Vervolgens is door eiser vonnis gevraagd.
RECHTSOVERWEGINGEN
Het gevorderde komt de rechtbank niet onrechtmatig of ongegrond voor, zodat toewijzing kan volgen, met dien verstande dat de gevorderde dwangsommen aan een maximum zal worden gebonden.

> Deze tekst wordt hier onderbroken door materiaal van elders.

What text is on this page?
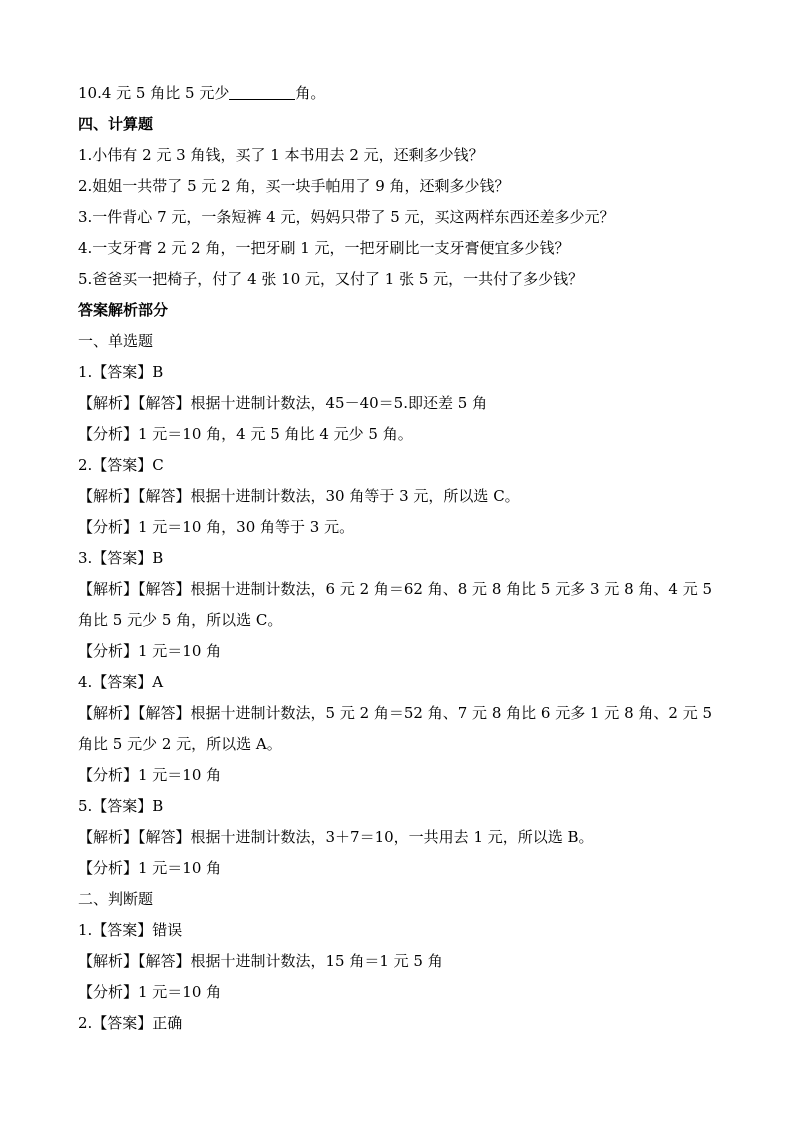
10.4 元 5 角比 5 元少	角。
四、计算题
1.小伟有 2 元 3 角钱，买了 1 本书用去 2 元，还剩多少钱？
2.姐姐一共带了 5 元 2 角，买一块手帕用了 9 角，还剩多少钱？
3.一件背心 7 元，一条短裤 4 元，妈妈只带了 5 元，买这两样东西还差多少元？
4.一支牙膏 2 元 2 角，一把牙刷 1 元，一把牙刷比一支牙膏便宜多少钱？
5.爸爸买一把椅子，付了 4 张 10 元，又付了 1 张 5 元，一共付了多少钱？
答案解析部分
一、单选题
1.【答案】B
【解析】【解答】根据十进制计数法，45－40＝5.即还差 5 角
【分析】1 元＝10 角，4 元 5 角比 4 元少 5 角。
2.【答案】C
【解析】【解答】根据十进制计数法，30 角等于 3 元，所以选 C。
【分析】1 元＝10 角，30 角等于 3 元。
3.【答案】B
【解析】【解答】根据十进制计数法，6 元 2 角＝62 角、8 元 8 角比 5 元多 3 元 8 角、4 元 5 角比 5 元少 5 角，所以选 C。
【分析】1 元＝10 角
4.【答案】A
【解析】【解答】根据十进制计数法，5 元 2 角＝52 角、7 元 8 角比 6 元多 1 元 8 角、2 元 5 角比 5 元少 2 元，所以选 A。
【分析】1 元＝10 角
5.【答案】B
【解析】【解答】根据十进制计数法，3＋7＝10，一共用去 1 元，所以选 B。
【分析】1 元＝10 角
二、判断题
1.【答案】错误
【解析】【解答】根据十进制计数法，15 角＝1 元 5 角
【分析】1 元＝10 角
2.【答案】正确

Nu de rechtbank het primair gevorderde zal toewijzen, zal hetgeen onder subsidiair gevorderde worden afgewezen.
BESLISSING
De rechtbank:
1. veroordeelt gedaagde om de tatoeage, zoals genoemd in alinea 4 van de inleidende dagvaarding, volledig te laten te verwijderen;
2. bepaalt dat gedaagde binnen zes maanden na betekening van dit vonnis een verklaring afkomstig van een medicus dient te overleggen waaruit kan worden afgeleid dat de tatoeage is verwijderd;
3. bepaalt dat gedaagde een dwangsom van €200,= euro (tweehonderd euro) zal verbeuren voor iedere dag dat hij na het verstrijken van een termijn van zes maanden na betekening van dit vonnis in gebreke blijft aan de onder 2. opgenomen veroordeling te voldoen, met dien verstande dat maximaal €40.000,= euro (veertigduizend euro) aan dwangsommen verbeurd zal kunnen worden;
4. veroordeelt gedaagde in de proceskosten, tot deze uitspraak aan de zijde van eiser begroot op 258,18 euro aan verschotten, vermeerderd met de eventueel niet voor verrekening vatbare omzetbelasting en 390,25 euro aan salaris van de procureur;
5. verklaart dit vonnis uitvoerbaar bij voorraad;
6. wijst af het meer of anders gevorderde.
Dit vonnis is gewezen door mr. Molema, rechter en uitgesproken ter openbare terechtzitting van vrijdag 31 mei 2002 door mr. Oostdijk, rechter, in tegenwoordigheid van de griffier.